Por no hablar del "otro" significado de "casquete". Aquí en mi zona eso suena muy mal. No sé en el resto de España, pero aquí el uso de la palabra "casquete" se limita a "me voy a echar un casquete".


----------



## Angelatv

*encasquetarse*! é vero!!! è la soluzione migliore...però come avete detto risulterebbe cacofonico con poi casquete... Boina non va proprio bene secondo voi?


----------



## flljob

Más que cacofónico, me suena a políptoton.
Se encasquetó el casquete.


----------



## chlapec

A me *boina* sembra bene, ma è una semplice opinione.


----------



## Angelatv

A mí lo que me interesa en este texto es la naturalidad de la lengua, pues si a un nativo boina le suena bien, ¡me quedo con *boina*! ¡Muchísimas Gracias!


----------



## Neuromante

¿Y "*encaja* el casquete"?
Es que con "boina" a mi me viene a la cabeza la boina vasca o la de pueblo con más facilidad que el kipa. Y de la misma frase se deduciría a qué se refiere.


----------



## Angelatv

¡Gracias Neuromante! ¡A ver lo que dicen los nativos de *encajarse el casquete*!


----------



## honeyheart

Angelatv said:


> A mí lo que me interesa en este texto es la naturalidad de la lengua, pues si a un nativo boina le suena bien, ¡me quedo con *boina*! ¡Muchísimas Gracias!
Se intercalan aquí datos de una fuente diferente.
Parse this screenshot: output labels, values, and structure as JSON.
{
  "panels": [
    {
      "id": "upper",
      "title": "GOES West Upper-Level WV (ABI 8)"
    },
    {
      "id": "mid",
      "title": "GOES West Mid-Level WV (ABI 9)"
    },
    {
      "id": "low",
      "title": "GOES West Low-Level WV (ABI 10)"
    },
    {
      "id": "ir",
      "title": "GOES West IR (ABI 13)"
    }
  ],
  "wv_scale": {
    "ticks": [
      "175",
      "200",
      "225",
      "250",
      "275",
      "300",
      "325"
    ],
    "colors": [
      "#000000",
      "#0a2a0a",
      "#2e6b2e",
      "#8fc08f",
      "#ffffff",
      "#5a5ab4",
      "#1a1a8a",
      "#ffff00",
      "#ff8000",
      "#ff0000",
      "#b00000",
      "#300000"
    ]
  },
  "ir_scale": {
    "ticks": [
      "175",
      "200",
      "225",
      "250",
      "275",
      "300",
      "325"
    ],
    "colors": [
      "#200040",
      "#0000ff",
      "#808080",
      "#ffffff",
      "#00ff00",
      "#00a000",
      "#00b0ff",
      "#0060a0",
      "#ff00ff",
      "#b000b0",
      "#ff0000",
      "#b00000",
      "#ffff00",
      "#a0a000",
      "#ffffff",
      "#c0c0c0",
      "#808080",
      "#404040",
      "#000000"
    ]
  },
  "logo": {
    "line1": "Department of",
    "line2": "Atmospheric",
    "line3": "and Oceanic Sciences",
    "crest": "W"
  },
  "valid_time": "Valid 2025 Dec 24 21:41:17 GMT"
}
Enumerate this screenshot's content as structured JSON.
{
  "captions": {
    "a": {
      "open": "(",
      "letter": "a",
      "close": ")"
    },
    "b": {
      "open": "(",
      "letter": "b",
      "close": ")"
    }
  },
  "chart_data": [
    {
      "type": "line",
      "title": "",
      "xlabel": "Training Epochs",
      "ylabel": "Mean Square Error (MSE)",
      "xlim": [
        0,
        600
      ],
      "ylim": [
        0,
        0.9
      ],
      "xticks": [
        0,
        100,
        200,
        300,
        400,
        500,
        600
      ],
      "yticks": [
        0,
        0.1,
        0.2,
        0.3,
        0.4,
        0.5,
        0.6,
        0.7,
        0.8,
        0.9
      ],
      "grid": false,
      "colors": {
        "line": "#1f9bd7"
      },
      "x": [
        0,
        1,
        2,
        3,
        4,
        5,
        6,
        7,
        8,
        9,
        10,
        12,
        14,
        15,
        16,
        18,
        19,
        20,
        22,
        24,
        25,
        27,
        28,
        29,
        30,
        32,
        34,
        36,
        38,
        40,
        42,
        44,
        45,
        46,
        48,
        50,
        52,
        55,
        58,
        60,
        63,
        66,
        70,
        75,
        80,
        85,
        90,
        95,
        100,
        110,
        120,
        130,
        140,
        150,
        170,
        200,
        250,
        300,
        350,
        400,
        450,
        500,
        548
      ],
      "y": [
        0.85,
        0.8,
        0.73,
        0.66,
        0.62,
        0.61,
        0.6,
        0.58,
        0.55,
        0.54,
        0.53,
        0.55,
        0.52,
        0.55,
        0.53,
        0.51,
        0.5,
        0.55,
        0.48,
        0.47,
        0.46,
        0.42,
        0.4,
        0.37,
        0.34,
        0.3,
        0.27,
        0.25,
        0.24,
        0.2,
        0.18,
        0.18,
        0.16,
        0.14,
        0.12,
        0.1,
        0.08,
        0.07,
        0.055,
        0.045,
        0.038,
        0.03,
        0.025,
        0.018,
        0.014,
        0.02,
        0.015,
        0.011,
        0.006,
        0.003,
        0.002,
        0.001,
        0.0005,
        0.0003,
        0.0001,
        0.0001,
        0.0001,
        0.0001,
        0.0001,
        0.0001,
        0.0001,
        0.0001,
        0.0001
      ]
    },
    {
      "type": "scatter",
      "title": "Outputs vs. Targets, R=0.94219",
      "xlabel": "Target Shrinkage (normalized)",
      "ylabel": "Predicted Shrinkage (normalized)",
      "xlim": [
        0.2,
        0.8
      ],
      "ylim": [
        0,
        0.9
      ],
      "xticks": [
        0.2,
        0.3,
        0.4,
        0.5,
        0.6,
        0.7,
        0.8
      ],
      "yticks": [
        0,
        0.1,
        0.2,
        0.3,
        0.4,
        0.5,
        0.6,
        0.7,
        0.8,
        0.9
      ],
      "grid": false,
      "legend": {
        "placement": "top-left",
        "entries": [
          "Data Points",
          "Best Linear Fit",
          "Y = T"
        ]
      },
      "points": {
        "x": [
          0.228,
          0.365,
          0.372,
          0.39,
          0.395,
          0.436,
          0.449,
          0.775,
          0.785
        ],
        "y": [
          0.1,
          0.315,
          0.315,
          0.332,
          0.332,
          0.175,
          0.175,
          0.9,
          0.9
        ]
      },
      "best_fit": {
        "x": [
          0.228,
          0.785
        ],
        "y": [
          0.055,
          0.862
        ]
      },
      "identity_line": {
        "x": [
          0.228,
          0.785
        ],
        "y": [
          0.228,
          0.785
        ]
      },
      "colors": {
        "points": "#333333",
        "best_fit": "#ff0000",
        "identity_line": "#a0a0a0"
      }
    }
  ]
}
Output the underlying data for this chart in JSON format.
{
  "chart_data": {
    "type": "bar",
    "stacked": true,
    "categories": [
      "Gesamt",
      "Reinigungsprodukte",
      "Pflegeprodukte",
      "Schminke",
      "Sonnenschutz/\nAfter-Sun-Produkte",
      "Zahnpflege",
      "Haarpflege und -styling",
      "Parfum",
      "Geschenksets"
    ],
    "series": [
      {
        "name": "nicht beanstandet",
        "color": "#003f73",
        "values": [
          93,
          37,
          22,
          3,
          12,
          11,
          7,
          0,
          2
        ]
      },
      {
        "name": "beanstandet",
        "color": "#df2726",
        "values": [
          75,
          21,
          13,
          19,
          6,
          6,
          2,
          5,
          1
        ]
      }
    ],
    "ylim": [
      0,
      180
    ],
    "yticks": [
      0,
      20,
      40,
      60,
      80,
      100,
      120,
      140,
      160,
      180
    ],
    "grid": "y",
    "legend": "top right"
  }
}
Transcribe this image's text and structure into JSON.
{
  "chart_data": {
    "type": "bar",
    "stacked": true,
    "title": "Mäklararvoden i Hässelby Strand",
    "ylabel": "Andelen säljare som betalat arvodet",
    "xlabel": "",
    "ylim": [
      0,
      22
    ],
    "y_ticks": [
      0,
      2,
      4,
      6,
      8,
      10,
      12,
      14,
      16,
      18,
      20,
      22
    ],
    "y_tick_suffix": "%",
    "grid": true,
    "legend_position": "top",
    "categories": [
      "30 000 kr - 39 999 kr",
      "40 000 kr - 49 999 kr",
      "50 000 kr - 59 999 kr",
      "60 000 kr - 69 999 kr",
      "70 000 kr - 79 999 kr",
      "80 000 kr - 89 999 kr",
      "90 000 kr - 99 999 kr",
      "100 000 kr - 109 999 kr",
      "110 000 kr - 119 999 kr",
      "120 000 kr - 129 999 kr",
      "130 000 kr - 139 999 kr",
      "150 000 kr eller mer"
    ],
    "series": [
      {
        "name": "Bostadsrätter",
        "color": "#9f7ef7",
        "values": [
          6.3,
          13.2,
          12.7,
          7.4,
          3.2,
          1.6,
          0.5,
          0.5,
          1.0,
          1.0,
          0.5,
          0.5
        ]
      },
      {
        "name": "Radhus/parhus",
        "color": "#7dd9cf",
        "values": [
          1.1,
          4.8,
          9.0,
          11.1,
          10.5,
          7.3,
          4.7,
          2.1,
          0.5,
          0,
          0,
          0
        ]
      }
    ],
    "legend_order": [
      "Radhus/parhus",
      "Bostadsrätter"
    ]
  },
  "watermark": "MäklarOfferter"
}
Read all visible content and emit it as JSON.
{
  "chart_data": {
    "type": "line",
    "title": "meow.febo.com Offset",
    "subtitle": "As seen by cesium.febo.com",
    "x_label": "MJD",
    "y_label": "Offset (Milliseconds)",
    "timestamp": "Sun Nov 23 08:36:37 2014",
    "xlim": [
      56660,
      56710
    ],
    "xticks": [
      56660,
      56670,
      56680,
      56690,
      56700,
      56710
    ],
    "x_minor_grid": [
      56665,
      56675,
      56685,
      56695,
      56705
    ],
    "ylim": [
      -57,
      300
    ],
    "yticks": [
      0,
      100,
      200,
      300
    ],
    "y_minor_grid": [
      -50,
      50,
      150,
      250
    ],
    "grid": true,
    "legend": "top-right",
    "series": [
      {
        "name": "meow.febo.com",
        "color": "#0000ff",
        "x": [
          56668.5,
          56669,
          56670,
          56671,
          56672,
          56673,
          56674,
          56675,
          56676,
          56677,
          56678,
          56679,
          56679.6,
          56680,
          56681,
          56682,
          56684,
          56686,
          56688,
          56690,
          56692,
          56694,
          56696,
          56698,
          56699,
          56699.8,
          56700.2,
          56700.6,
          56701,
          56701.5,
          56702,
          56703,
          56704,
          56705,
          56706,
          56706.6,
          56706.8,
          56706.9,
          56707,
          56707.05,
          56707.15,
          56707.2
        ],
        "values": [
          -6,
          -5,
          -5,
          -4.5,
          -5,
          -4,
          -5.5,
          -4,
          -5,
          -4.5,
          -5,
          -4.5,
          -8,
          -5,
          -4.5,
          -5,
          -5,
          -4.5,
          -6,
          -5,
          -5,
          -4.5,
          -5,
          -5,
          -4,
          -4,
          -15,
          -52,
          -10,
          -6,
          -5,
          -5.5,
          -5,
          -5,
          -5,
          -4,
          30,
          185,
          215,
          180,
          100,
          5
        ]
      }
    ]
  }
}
No, "boina" no va, porque "zucchetto" es "solideo", mientras que "boina" es "basco", o sea, son dos cosas diferentes.



Angelatv said:


> ¡Gracias Neuromante! ¡A ver lo que dicen los nativos de *encajarse el casquete*!


El problema es que si uno dice "encajarse el casquete" se interpretaría como "ponerse el casquete", pero en el texto original el _zucchetto_ ya lo tiene puesto, y lo único que hace es "schiacciarlo", es decir, aplastarlo con la mano para que le llegue un poco más abajo, en un vano intento de cubrirse las orejas.


----------



## Angelatv

Grazie mille Honeyheart!


----------